Wir haben uns daher überlegt, wie wir einen Weg finden, dass die Studierenden zu Hause an ihren Computern nicht vereinsamen.

Der doppelte Bachelorabschluss ist ein absolutes Novum. Mathematik und Computer Science verzahnt zu einem Studiengang. Am Ende stehen zwei Abschlüsse, ein deutscher in Mathematik, ein ukrainischer in Informatik.

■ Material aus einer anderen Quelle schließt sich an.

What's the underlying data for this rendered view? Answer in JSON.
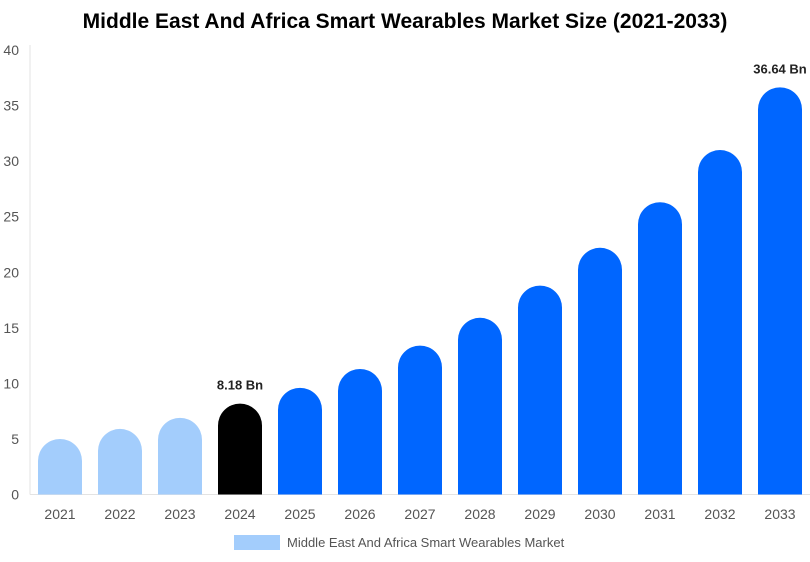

Wie der deutsch-ukrainische Studiengang zustande kam

Eine Tagung war es, bei der eine Professorin aus Charkiw mit Professoren aus Ulm ins Gespräch kam und die Idee zu dem Doppelstudiengang entstand. Dann begann die Arbeit: Studieninhalte abstimmen, Sprachbarrieren überwinden. Die sechs Studierenden konnten alle schon recht gut deutsch, als sie nach Ulm zogen. Maksym hatte Deutsch bereits in der Schule als zweite Fremdsprache neben Englisch.

Am schwierigsten war die Verzahnung der Studieninhalte, nicht die Bürokratie, sagt Evgeny Spodarev. Das ukrainische Ministerium für Bildung zog mit den Initiatoren an einem Strang. Auch das International Office in Ulm habe Hilfe bereitgestellt: "Ich war positiv überrascht, dass es recht schnell ging", sagt er.

EU-weit Jobperspektiven für die ukrainischen Studierenden

"Der deutsche Abschluss ist enorm gefragt", sagt Evgeny Sporadev. Egal, ob sie einen Masterstudiengang in der EU anstreben oder gleich in die Berufswelt einsteigen: Sie haben mit dieser Fächerkombination die besten Chancen. Wissen über KI und Data Science seien begehrter denn je.

Ein Großteil der Karazin Universität Charkiw ist mittlerweile durch den Krieg zerstört. IMAGO IMAGO / Ukrinform

Ich bin dankbar, dass ich mich hier wohlfühlen und mein Leben fortsetzen kann.

Ist Ulm für die ukrainischen Studierenden schon zur Heimat geworden?

Ob er nach dem Studienabschluss und vor allem nach Kriegsende in Deutschland bleiben will, das weiß Maksym heute noch nicht. Schließlich leben in der Ukraine noch Freunde und Verwandte. Andererseits, so überlegt der junge Mann, seien sie nach kurzer Zeit in Ulm schon so gut integriert: Er arbeitet als Mini-Jobber bei einem großen Möbelhaus, hat viele Freunde in der Donaustadt gefunden.